Wie der Klang meinen Körper und meine Seele erobert hat

 

 

Im Jahr 2014 bin ich das erste Mal mit Instrumenten in Berührung gekommen, die diesen wunderbaren Klang verbreiten.

Körpertambura, Klangschale und Gong.

Die erste Klangdusche bekam ich mit einer Körpertambura.  

Als ob ich in einer Dusche aus Klang stehe, oben ist unten, links ist rechts, alle Moleküle schwingen mit, himmlisch.

Kurz darauf kreuzten Klangschalen meinen Weg, diese Schwingungen, die ich spüren und fühlen konnte, einfach überwältigend.

Das Lauschen nach den Klängen der Klangschale hilft komplett abzuschalten, mehrere Klangschalen gemeinsam haben die Wirkung, dass das Gehirn die gehörten Töne nicht mehr„sortieren” kann und somit abschaltet. Wird die Klangschale auf den Körper gestellt und angeschlägelt, fängt sie an zuschwingen. Diese Schwingung fühlt sich auf und in dem Körper ähnlich an wie eine Massage.

Dem Klang ist egal, ob ich Sorgen oder Probleme habe, er schwingt durch mich hindurch, nimmt mich mit. Nimmt mir die Sorgen.

Der Klang breitet sich in meinem Körper aus.

Etwas später trat noch der Gong in mein Leben. Mein Mann schenkte mir einen Besuch in einer Salzgrotte für ein Gongbad.

Ich war aktiv und wach, als hätte mir jemand unendlich viel Energie zur Verfügung gestellt.
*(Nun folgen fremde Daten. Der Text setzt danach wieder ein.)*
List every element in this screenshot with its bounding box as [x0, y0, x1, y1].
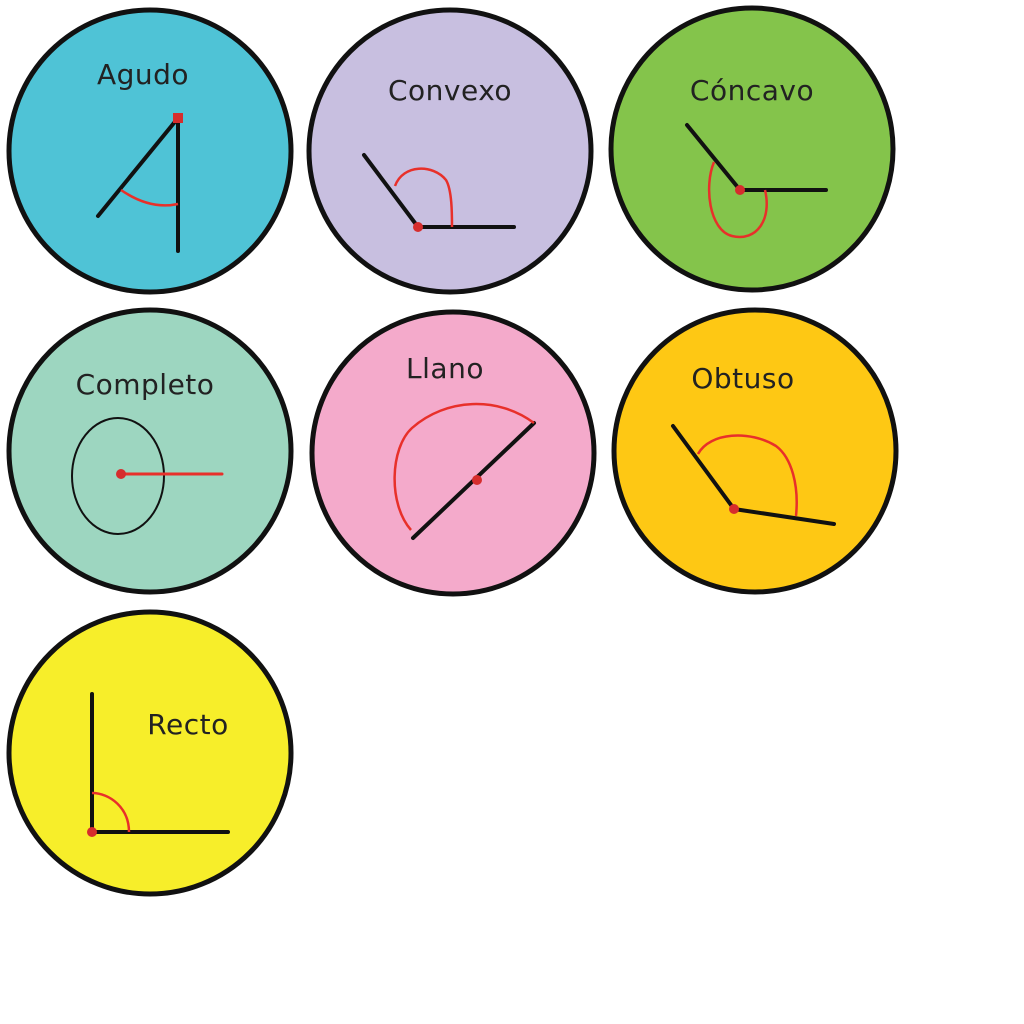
angle-arc [393, 402, 535, 531]
vertex-point [729, 504, 739, 514]
card-label-convexo: Convexo [387, 74, 513, 107]
vertex-point [735, 185, 745, 195]
card-label-llano: Llano [406, 352, 484, 385]
card-label-concavo: Cóncavo [689, 74, 815, 107]
card-agudo: Agudo [5, 6, 295, 296]
card-label-recto: Recto [147, 708, 229, 741]
angle-arc [393, 167, 454, 228]
full-turn-ellipse [71, 417, 165, 535]
card-circle [306, 7, 594, 295]
obtuso-figure [611, 307, 899, 595]
card-circle [608, 5, 896, 293]
angle-arc [91, 791, 131, 833]
completo-figure [6, 307, 294, 595]
card-circle [6, 609, 294, 897]
ray-left [671, 424, 736, 511]
ray-diagonal [96, 116, 180, 218]
concavo-figure [608, 5, 896, 293]
convexo-figure [306, 7, 594, 295]
agudo-figure [6, 7, 294, 295]
vertex-point [116, 469, 126, 479]
card-obtuso: Obtuso [610, 306, 900, 596]
card-label-completo: Completo [75, 368, 215, 401]
card-concavo: Cóncavo [607, 4, 897, 294]
card-label-agudo: Agudo [96, 58, 190, 91]
llano-figure [309, 309, 597, 597]
ray-left [685, 123, 742, 192]
ray-right [732, 507, 836, 526]
card-recto: Recto [5, 608, 295, 898]
angle-arc [707, 161, 768, 239]
vertex-point [472, 475, 482, 485]
angle-arc [696, 434, 798, 517]
card-label-obtuso: Obtuso [691, 362, 795, 395]
card-convexo: Convexo [305, 6, 595, 296]
card-llano: Llano [308, 308, 598, 598]
card-completo: Completo [5, 306, 295, 596]
vertex-point [173, 113, 183, 123]
card-circle [611, 307, 899, 595]
vertex-point [87, 827, 97, 837]
recto-figure [6, 609, 294, 897]
card-circle [309, 309, 597, 597]
card-circle [6, 307, 294, 595]
vertex-point [413, 222, 423, 232]
ray-left [362, 153, 420, 229]
angle-arc [120, 188, 179, 207]
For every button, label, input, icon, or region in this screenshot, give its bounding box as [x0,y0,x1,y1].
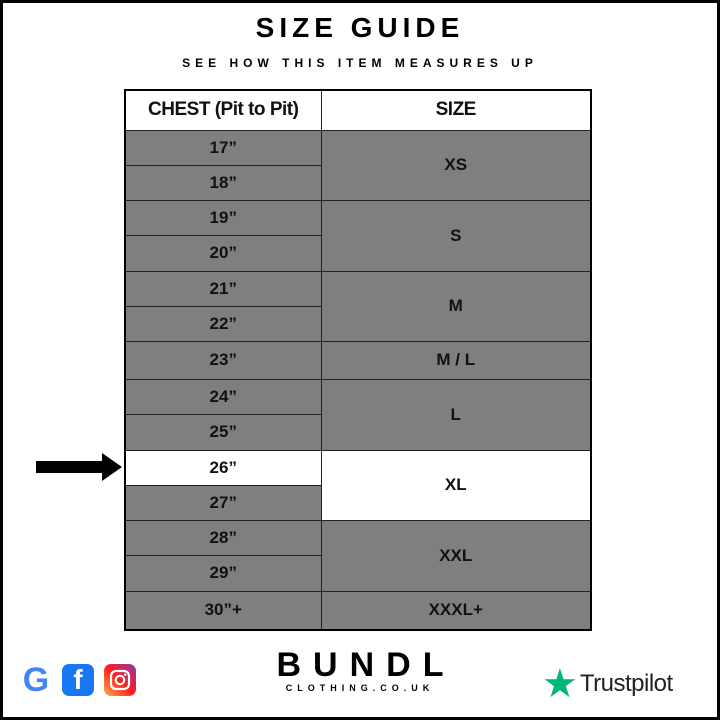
chest-cell: 19” [124,199,322,236]
brand-domain: CLOTHING.CO.UK [285,683,435,693]
chest-cell-highlighted: 26” [124,449,322,486]
size-cell: S [320,199,592,272]
brand-logo: BUNDL CLOTHING.CO.UK [0,647,720,693]
size-cell: M / L [320,340,592,380]
chest-cell: 27” [124,484,322,521]
social-icons: G f [20,660,136,699]
chest-cell: 20” [124,234,322,272]
chest-cell: 28” [124,519,322,556]
trustpilot-star-icon: ★ [542,662,578,706]
chest-cell: 17” [124,129,322,166]
chest-cell: 30”+ [124,590,322,631]
size-cell: L [320,378,592,451]
size-cell-highlighted: XL [320,449,592,521]
facebook-icon[interactable]: f [62,664,94,696]
page-subtitle: SEE HOW THIS ITEM MEASURES UP [182,56,538,70]
size-table: CHEST (Pit to Pit) SIZE 17” XS 18” 19” S 2… [124,89,592,631]
trustpilot-logo[interactable]: ★ Trustpilot [542,664,673,704]
arrow-right-icon [36,453,122,481]
chest-cell: 23” [124,340,322,380]
google-icon[interactable]: G [22,660,50,699]
page-title: SIZE GUIDE [255,12,465,43]
header-size: SIZE [320,89,592,131]
size-cell: XXXL+ [320,590,592,631]
chest-cell: 29” [124,554,322,592]
instagram-icon[interactable] [104,664,136,696]
trustpilot-label: Trustpilot [579,670,673,697]
brand-name: BUNDL [276,646,456,684]
chest-cell: 21” [124,270,322,307]
size-cell: XS [320,129,592,201]
size-cell: XXL [320,519,592,592]
size-cell: M [320,270,592,342]
header-chest: CHEST (Pit to Pit) [124,89,322,131]
chest-cell: 25” [124,413,322,451]
chest-cell: 22” [124,305,322,342]
chest-cell: 24” [124,378,322,415]
chest-cell: 18” [124,164,322,201]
Allerdings ist die Empfindung bei den Menschen unterschiedlich, beim Gong schmilzt einer dahin und kommt zur Ruhe, 

der andere wird aktivier wie an einem Frühlingsmorgen und noch ein anderer erträgt den Ton nur aus der Ferne.

Es ist schwer zu beschreiben, wenn man es selber noch nicht erlebt hat.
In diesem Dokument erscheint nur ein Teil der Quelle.